My husband has never been to London, which is a big reason why we went.
Since I had already been there twice before — once as recent as last year — I decided to let him pick the places he wanted to go.
Tower of London, the British Museum, a pub to eat fish and chips — he rattled off the usual London must-dos.
Then he said he wanted to see nēnē.
As in the Hawaiian goose endemic to the Islands.
As in the ones we can see at the Honolulu Zoo.
So why did he want to fly 7,200 miles to London to see our own state bird?
Turns out, the Wildfowl and Wetlands Trust in London was instrumental in the successful breeding the nēnē in captivity back in the 1950s and staving off possible (or inevitable) extinction.
My husband had heard about this and wondered if we could visit the actual sanctuary where the nēnē were bred and kept.
Tall orders for me. Luckily, I have mad Google skills and found the preserve where this all happened.
It was a nature reserve Slimbridge, managed by the WWT, where the goose were bred for later re-introduction into the wild in Hawai‘i. It’s located halfway between Bristol and Gloucester on the estuary of the River Severn, more than 115 miles west of London. It opened in November 1946 by the artist and naturalist Sir Peter Scott and sprawls over 120 acres.
This place is a birder’s paradise, with a number of ducks, geese, swans and birds roaming around the preserve. You can see large flocks of white-fronted geese, clusters of pink flamingos, and graceful Bewick’s swans here, in addition to peregrine, merlin, coots, black-tailed godwits, lapwings, ruffs, spotted redshanks and curlew sandpipers.
And yes, the nēnē are everywhere!
What’s great about this reserve is that you can actually walk around and feed these birds. In Hawai‘i, you can’t even get close to a nēnē, much less feed one. (Well, they’re also not the easiest to find in the Islands. The best spots are Haleakalā and Pi‘iholo ranches on Maui and on Hawai‘i Island.)
The nēnē are one of the world’s rarest goose.

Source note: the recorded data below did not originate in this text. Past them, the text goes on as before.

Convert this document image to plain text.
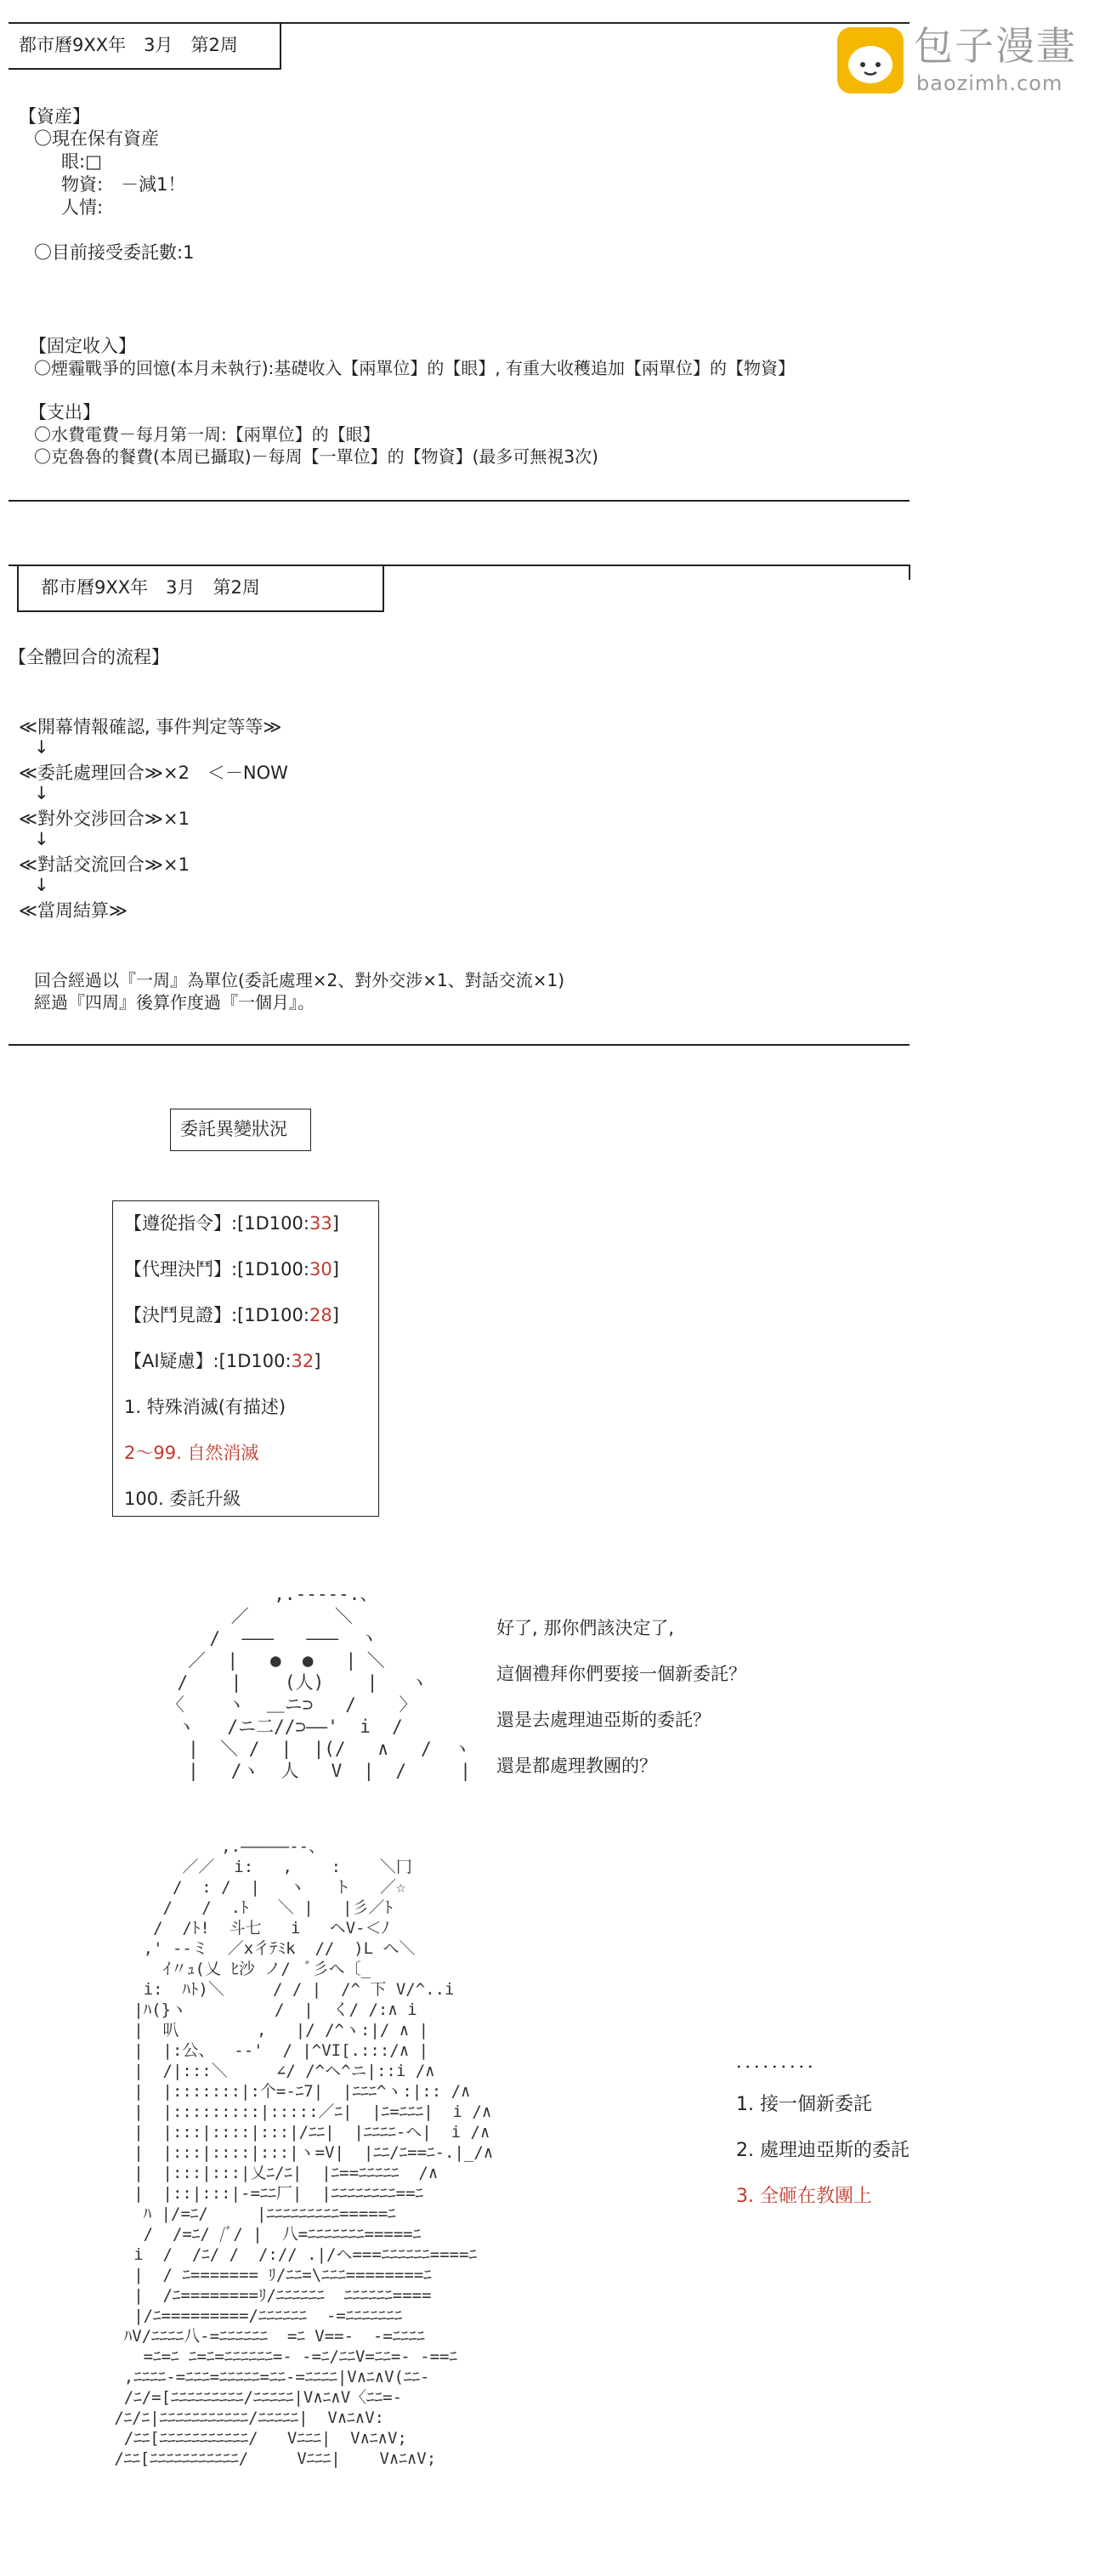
包子漫畫
baozimh.com
都市曆9XX年　3月　第2周
【資産】
〇現在保有資産
眼:□
物資:　－減1！
人情:
〇目前接受委託數:1
【固定收入】
〇煙霾戰爭的回憶(本月未執行):基礎收入【兩單位】的【眼】, 有重大收穫追加【兩單位】的【物資】
【支出】
〇水費電費－每月第一周:【兩單位】的【眼】
〇克魯魯的餐費(本周已攝取)－每周【一單位】的【物資】(最多可無視3次)
都市曆9XX年　3月　第2周
【全體回合的流程】
≪開幕情報確認, 事件判定等等≫
↓
≪委託處理回合≫×2　＜－NOW
↓
≪對外交涉回合≫×1
↓
≪對話交流回合≫×1
↓
≪當周結算≫
回合經過以『一周』為單位(委託處理×2、對外交涉×1、對話交流×1)
經過『四周』後算作度過『一個月』。
委託異變狀況
【遵從指令】:[1D100:33]
【代理決鬥】:[1D100:30]
【決鬥見證】:[1D100:28]
【AI疑慮】:[1D100:32]
1. 特殊消滅(有描述)
2～99. 自然消滅
100. 委託升級
,.-‐‐‐-.、
／        ＼
/  ―――   ―――  ヽ
／  |   ●  ●   | ＼
/    |    (人)    |   ヽ
〈    ヽ  ＿ニ⊃   /    〉
ヽ   /ニ二//⊃――'  i  /
|  ＼ /  |  |(/   ∧   /  ヽ
|   /ヽ  人   V  |  /     |
好了, 那你們該決定了,
這個禮拜你們要接一個新委託？
還是去處理迪亞斯的委託？
還是都處理教團的？
,.―――――‐-、
／／  i:   ,    :    ＼冂
/  : /  |   ヽ   ト   ／☆
/   /  .ﾄ   ＼ |   |彡／ﾄ
/  /ﾄ!  斗七   i   ヘV-＜ﾉ
,' --ミ  ／x彳ﾃﾐk  //  )L へ＼
ｲ〃ｭ(乂 ﾋ沙 ノ/  ﾞ彡へ〔_
i:  ﾊﾄ)＼     / / |  /^ 下 V/^..i
|ﾊ(}ヽ         /  |  く/ /:∧ i
|  叭        ,   |/ /^ヽ:|/ ∧ |
|  |:公、  ‐‐'  / |^VI[.:::/∧ |
|  /|:::＼     ∠/ /^ヘ^ニ|::i /∧
|  |:::::::|:个=-ﾆ7|  |ﾆﾆﾆ^ヽ:|:: /∧
|  |:::::::::|:::::／ﾆ|  |ﾆ=ﾆﾆﾆ|  i /∧
|  |:::|::::|:::|/ﾆﾆ|  |ﾆﾆﾆﾆ-ヘ|  i /∧
|  |:::|::::|:::|ヽ=V|  |ﾆﾆ/ﾆ==ﾆ-.|_/∧
|  |:::|:::|乂ﾆ/ﾆ|  |ﾆ==ﾆﾆﾆﾆﾆ  /∧
|  |::|:::|-=ﾆﾆ厂|  |ﾆﾆﾆﾆﾆﾆﾆﾆ==ﾆ
ﾊ |/=ﾆ/     |ﾆﾆﾆﾆﾆﾆﾆﾆﾆ=====ﾆ
/  /=ﾆ/ /ﾞ/ |  八=ﾆﾆﾆﾆﾆﾆﾆ=====ﾆ
i  /  /ﾆ/ /  /:// .|/ヘ===ﾆﾆﾆﾆﾆﾆ====ﾆ
|  / ﾆ======= ﾘ/ﾆﾆ=\ﾆﾆﾆ========ﾆ
|  /ﾆ========ﾘ/ﾆﾆﾆﾆﾆﾆ  ﾆﾆﾆﾆﾆﾆ====
|/ﾆ=========/ﾆﾆﾆﾆﾆﾆ  -=ﾆﾆﾆﾆﾆﾆﾆ
ﾊV/ﾆﾆﾆﾆ八-=ﾆﾆﾆﾆﾆﾆ  =ﾆ V==-  -=ﾆﾆﾆﾆ
=ﾆ=ﾆ ﾆ=ﾆ=ﾆﾆﾆﾆﾆﾆ=- -=ﾆ/ﾆﾆV=ﾆﾆ=- -==ﾆ
,ﾆﾆﾆﾆ-=ﾆﾆﾆ=ﾆﾆﾆﾆﾆ=ﾆﾆ-=ﾆﾆﾆﾆ|V∧ﾆ∧V(ﾆﾆ-
/ﾆ/=[ﾆﾆﾆﾆﾆﾆﾆﾆﾆ/ﾆﾆﾆﾆﾆ|V∧ﾆ∧V〈ﾆﾆ=-
/ﾆ/ﾆ|ﾆﾆﾆﾆﾆﾆﾆﾆﾆﾆﾆ/ﾆﾆﾆﾆﾆ|  V∧ﾆ∧V:
/ﾆﾆ[ﾆﾆﾆﾆﾆﾆﾆﾆﾆﾆﾆ/   Vﾆﾆﾆ|  V∧ﾆ∧V;
/ﾆﾆ[ﾆﾆﾆﾆﾆﾆﾆﾆﾆﾆﾆ/     Vﾆﾆﾆ|    V∧ﾆ∧V;
．．．．．．．．．
1. 接一個新委託
2. 處理迪亞斯的委託
3. 全砸在教團上
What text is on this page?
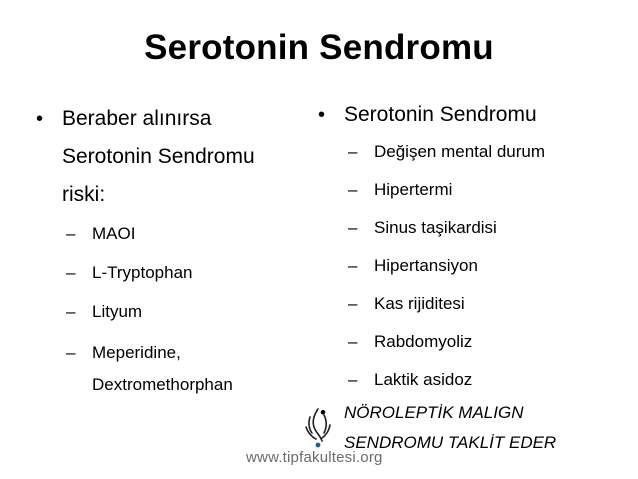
Serotonin Sendromu
• Beraber alınırsa
Serotonin Sendromu
riski:
– MAOI
– L-Tryptophan
– Lityum
– Meperidine,
Dextromethorphan
• Serotonin Sendromu
– Değişen mental durum
– Hipertermi
– Sinus taşikardisi
– Hipertansiyon
– Kas rijiditesi
– Rabdomyoliz
– Laktik asidoz
• NÖROLEPTİK MALIGN
SENDROMU TAKLİT EDER
www.tipfakultesi.org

At one time, there were an estimated 25,000 of them living in Hawai‘i back in the late 1770s. But hunters and predators such as the mongoose, pigs and feral cats have reduced the population to less than 30 birds by 1952. Today, and thanks to Slimbridge, the population is at around 2,500 birds in the state.
And they can also be found at all nine of WWT’s reserves.
“They have the golden key,” said keeper John Crooks. “They can do whatever they want.”
There are even otters here, one of the most popular stops at the reserve. And for good reason. These North American otters — a mother and her two daughters — are playful and adorable. If it weren’t illegal, I’d probably have 12 in my backyard.
The otters arrived at the center in 2009 as part of its wetland mammal area called “Back from the Brink.” Crooks, who handles the otters, gives a quick 30-minute talk about otters while he feeds them every day.
After the otter talk, we ventured outside the park and into the preserve. It was just a 20-minute walk along the wetlands.
It was really quite spectacular to spend the afternoon here. And it wasn’t just about hand-feeding the nēnē, either (though I will admit that was one of the highlights). It was seeing how much people care about their natural environment and the animals and plants that are an integral part of it. These folks at WWT really believe in the profound importance about the wetlands, and that was the most inspiring part of our time there.
So yes, the nature reserve was beautiful. But more importantly, it was about how to keep the world this beautiful for other generations to enjoy.